The order came as the latest numbers for confirmed infections as well as deaths from the novel coronavirus showed another downward trend, although Wisconsin continues to report “unacceptably high levels of disease in all areas of the state,” according to Dr. Ryan Westergaard, chief medical officer in the state Bureau of Communicable Diseases.
As of mid-afternoon on Friday, Wisconsin had recorded 2,269 new confirmed cases of COVID-19 and 32 new deaths, the state Department of Health Services (DHS) reported. Over the weekend, DHS added 1,937 new cases on Saturday and 1,606 on Sunday, while reporting 129 new deaths over the two days. With those additions, the state listed 521,794 confirmed cases and 5,451 deaths from the coronavirus on Sunday afternoon.

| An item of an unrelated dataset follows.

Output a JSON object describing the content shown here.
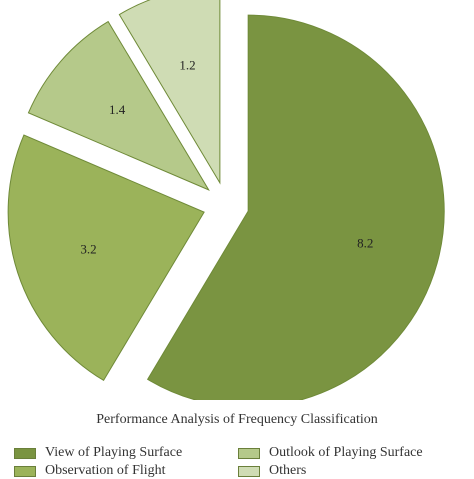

Along with the health emergency and mask order, Evers and DHS announced new vaccine initiatives. Those include a mobile vaccination clinic to begin on Tuesday, Jan. 19, as well as an expansion of vaccinations to assisted living residents.
The mobile vaccination program, which will begin with nine teams, will be staffed with the help of Wisconsin National Guard personnel. The teams will first focus on providing vaccination to the highest priority recipients, beginning with frontline health care workers who aren’t already affiliated with a health care organization that has been vaccinating its employees. They will be followed by frontline essential workers outside of the health care field, such as police officers and firefighters, and by people 75 or older.
The vaccination of assisted living facility residents will be handled by the national pharmacy chains Walgreens and CVS, which have been vaccinating nursing home residents.
As the state continues to roll out the vaccine, however, the supply of vaccine from the federal government remains a bottleneck. The latest kink in the distribution was reported Friday with the disclosure that the federal stockpile had been depleted even as states were hoping that their weekly allotments would increase.
At a Friday briefing with reporters, Evers said the news contradicted what governors had been told in a conference call earlier this week with Vice President Mike Pence and the secretary of the U.S. Department of Health and Human Services (HHS). Both of the vaccine types in use so far require two doses several weeks apart, and Evers said governors had been told that the federal government would be sending states doses from the stockpile that had been reserved to administer a second dose to people who have already received a first shot.
To learn that those doses have already been depleted when the federal officials had been told earlier they would be receiving them “was a slap in the face to the people of Wisconsin,” Evers said. “And frankly, I have no idea why they made that claim” otherwise.